European Payments Initiative — Instant payments for the EU?
While there’s been significant progress unifying payment systems across the EU, substantial fragmentation still exists. For example, national payment card schemes in 10 EU countries aren’t compatible with other EU countries and mobile wallets only work on a national level. But solving these issues and creating a single, unified modern EU payment system is the goal of the European Payments Initiative (EPI). With support from the European Central Bank (ECB) and major EU financial institutions, the project expects to launch by 2022.
The EPI looks to solve technological, regulatory and marketplace issues that complicate transactions for European merchants and consumers. Rapidly developing payment technology contributes to uneven adoption rates and incompatibilities. The complexities of intricate payment chains and all the varying rules that national regulators put upon different industry segments make cross-border cohesion difficult. And incumbents that already have solutions and market share are not inclined to reduce reliance on intermediaries themselves.
Mobile wallets, P2P payments and more
Once upon a time, payments meant “will that be cash or charge?” Now, that same question includes numerous payment options, including cash, credit, debit, crypto, PayPal, Google Pay, Apple Pay, or bank transfer, among others. Consumers have varying preferences on using payment methods, as do merchants, and the resulting payment networks have numerous players in all the various layers of payment flows.
Technology is undoubtedly improving the payment experience and systems, enabling online and mobile transactions, for example. However, all these options and resulting integrations add complexity and confusion to the entire EU payments system.
Fintechs and traditional technology companies like Apple and Google create new payment technologies and try to disrupt the market. Partnerships and payment networks change and adapt systems in a continually evolving race to add convenience, speed transactions, lower costs and reduce fraud. All the while, legacy payment channels need ongoing support.
The EPI must consider all these variables and ensure that the technical frameworks which emerge are secure, scalable and robust. It requires buy-in from industry participants, merchants, consumers and regulators. It also must be future-proofed, enabling the future of payments for the whole EU.
Working within payment regulations
Fortunately, there already exist Pan-European regulations regarding payments, most notably Payment Services Directive 2 (PSD2).
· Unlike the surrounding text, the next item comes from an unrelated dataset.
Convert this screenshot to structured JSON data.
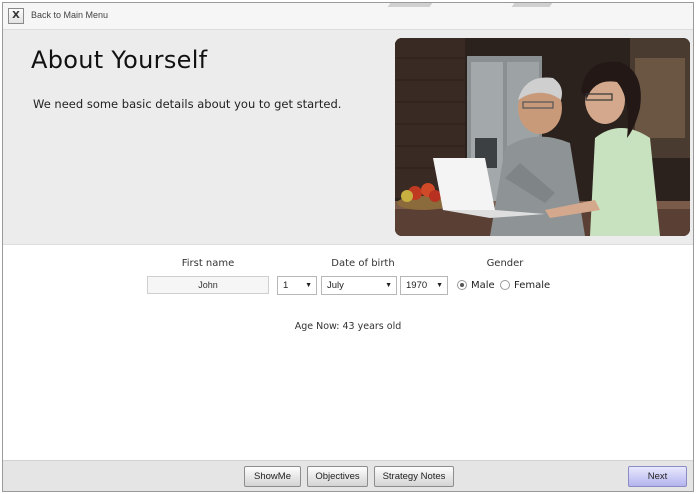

PSD2 is a wide-ranging directive that helps harmonize and integrate payment regulations across the EU and opens up payment information to create a more competitive environment.
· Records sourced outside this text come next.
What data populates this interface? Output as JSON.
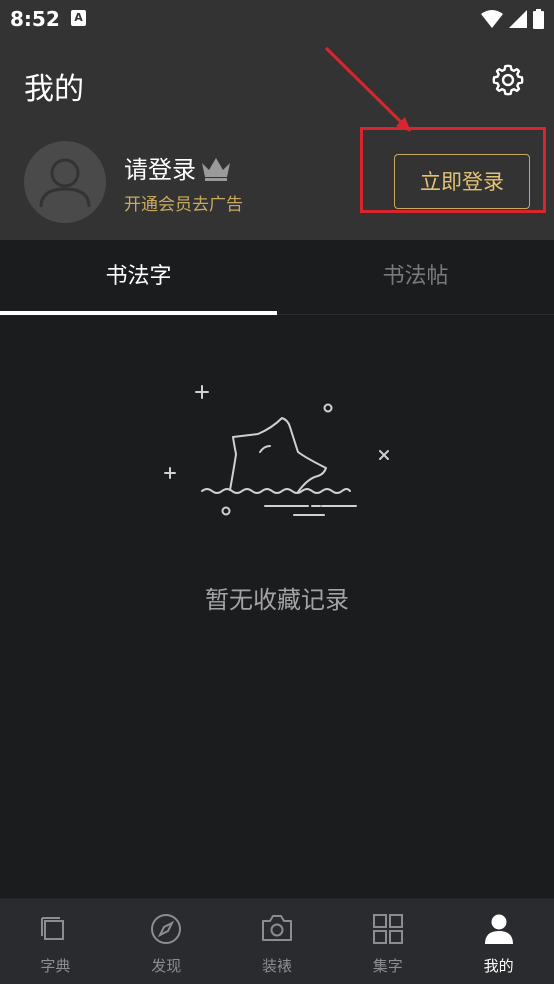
{
  "status_bar": {
    "time": "8:52",
    "notification_glyph": "A",
    "icons": [
      "wifi-icon",
      "signal-icon",
      "battery-icon"
    ]
  },
  "header": {
    "title": "我的",
    "settings_icon": "gear-icon",
    "login_prompt": "请登录",
    "vip_icon": "crown-icon",
    "vip_hint": "开通会员去广告",
    "login_button": "立即登录"
  },
  "tabs": [
    {
      "label": "书法字",
      "active": true
    },
    {
      "label": "书法帖",
      "active": false
    }
  ],
  "empty_state": {
    "icon": "empty-star-icon",
    "message": "暂无收藏记录"
  },
  "bottom_nav": [
    {
      "label": "字典",
      "icon": "dictionary-icon",
      "active": false
    },
    {
      "label": "发现",
      "icon": "compass-icon",
      "active": false
    },
    {
      "label": "装裱",
      "icon": "camera-icon",
      "active": false
    },
    {
      "label": "集字",
      "icon": "grid-icon",
      "active": false
    },
    {
      "label": "我的",
      "icon": "person-icon",
      "active": true
    }
  ],
  "colors": {
    "accent_gold": "#c9a95f",
    "highlight_red": "#d8262f",
    "header_bg": "#333333",
    "page_bg": "#1b1c1e"
  }
}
While parts of PSD2 have been in effect since 2018, the Strong Customer Authentication (SCA) element has only come into full effect this year. SCA establishes online payment authentication requirements designed to reduce fraud and enable better security. Authentication is an extra step in the payments workflow that better determines if the person is who they say they are. This additional requirement has been pushed back multiple times due to the practical limitations of implementing such a significant change.
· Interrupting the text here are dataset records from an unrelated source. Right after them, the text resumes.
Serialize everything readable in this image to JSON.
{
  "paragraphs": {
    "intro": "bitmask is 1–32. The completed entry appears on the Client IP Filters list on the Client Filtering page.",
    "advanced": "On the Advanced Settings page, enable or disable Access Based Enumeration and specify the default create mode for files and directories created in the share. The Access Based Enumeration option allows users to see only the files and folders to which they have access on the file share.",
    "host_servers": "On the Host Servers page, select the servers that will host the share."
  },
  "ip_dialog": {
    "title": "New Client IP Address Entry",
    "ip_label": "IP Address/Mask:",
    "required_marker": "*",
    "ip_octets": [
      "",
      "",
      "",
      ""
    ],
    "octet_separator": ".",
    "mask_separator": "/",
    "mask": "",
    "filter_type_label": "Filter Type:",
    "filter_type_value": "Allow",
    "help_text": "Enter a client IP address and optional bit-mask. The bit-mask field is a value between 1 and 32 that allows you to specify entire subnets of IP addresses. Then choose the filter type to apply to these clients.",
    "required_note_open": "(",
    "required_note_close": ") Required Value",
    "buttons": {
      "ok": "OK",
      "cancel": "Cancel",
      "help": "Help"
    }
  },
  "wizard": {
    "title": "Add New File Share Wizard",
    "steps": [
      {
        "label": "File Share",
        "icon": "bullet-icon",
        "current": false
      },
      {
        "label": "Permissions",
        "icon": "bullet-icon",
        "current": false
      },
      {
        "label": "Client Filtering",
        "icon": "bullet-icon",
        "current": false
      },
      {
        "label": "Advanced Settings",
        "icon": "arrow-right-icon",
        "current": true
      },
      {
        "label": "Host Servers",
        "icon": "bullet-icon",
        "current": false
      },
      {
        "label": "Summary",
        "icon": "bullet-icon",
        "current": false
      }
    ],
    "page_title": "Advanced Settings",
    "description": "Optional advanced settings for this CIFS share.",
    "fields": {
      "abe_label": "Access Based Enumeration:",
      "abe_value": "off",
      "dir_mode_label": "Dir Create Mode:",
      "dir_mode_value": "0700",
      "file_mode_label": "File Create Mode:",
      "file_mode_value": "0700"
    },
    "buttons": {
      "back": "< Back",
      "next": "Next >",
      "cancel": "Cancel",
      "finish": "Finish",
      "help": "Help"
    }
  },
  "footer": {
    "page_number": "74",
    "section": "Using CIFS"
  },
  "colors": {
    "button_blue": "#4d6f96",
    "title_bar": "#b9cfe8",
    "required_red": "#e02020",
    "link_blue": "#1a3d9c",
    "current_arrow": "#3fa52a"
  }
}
However, now that authentication is in place, the full potential of PSD2 and its ability to open up the EU payment space to innovations and capabilities has arrived. The EPI can build upon all the regulatory clarity and requirements to build a new EU payments future.
A new payments playbook?
Perhaps the most significant business opportunity is at the point of disruption; new possibilities open up, and there is no clear winner. While PSD2 has been in the works for years, it is now a fundamental requirement and is the foundation of whatever will happen in EU payments.
The pace of innovation will likely accelerate as new services take advantage of payment technologies such as API-based integrations, mobile applications, cloud services, cryptocurrency tokens and blockchain systems.
Consider one possible new service, request to pay, where a payee submits payment requests electronically and the payor approves payments. The payor is in control, can quickly see invoice details and can pay with a click or set payment rules. The actual payment is instant. As stated by EBA Clearing, “Request to Pay solutions can increase certainty, transparency and convenience of payment processes, for instance by speeding up the end-to-end process and easing reconciliation.”
EPI will use SEPA Instant Credit Transfer, which is an instant payment model. The ability to deliver new payment models, such as instant payments, is one of its most significant advantages. As the ECB states, the EPI “seeks to replace national schemes for card, online and mobile payments with a unified card and digital wallet that can be used across Europe, thereby doing away with the existing fragmentation. As it is based on the SEPA instant credit transfer scheme, it can immediately capitalize on powerful and sophisticated existing infrastructures.”
In whichever way the EPI develops, the EU payments industry is in a critical transitionary stage. The unleashing of new financial services and emerging opportunities for Pan-European offerings is bound to create a significantly different competitive landscape. Payment companies worldwide will be watching what advances these new regulations and technologies bring about in Europe.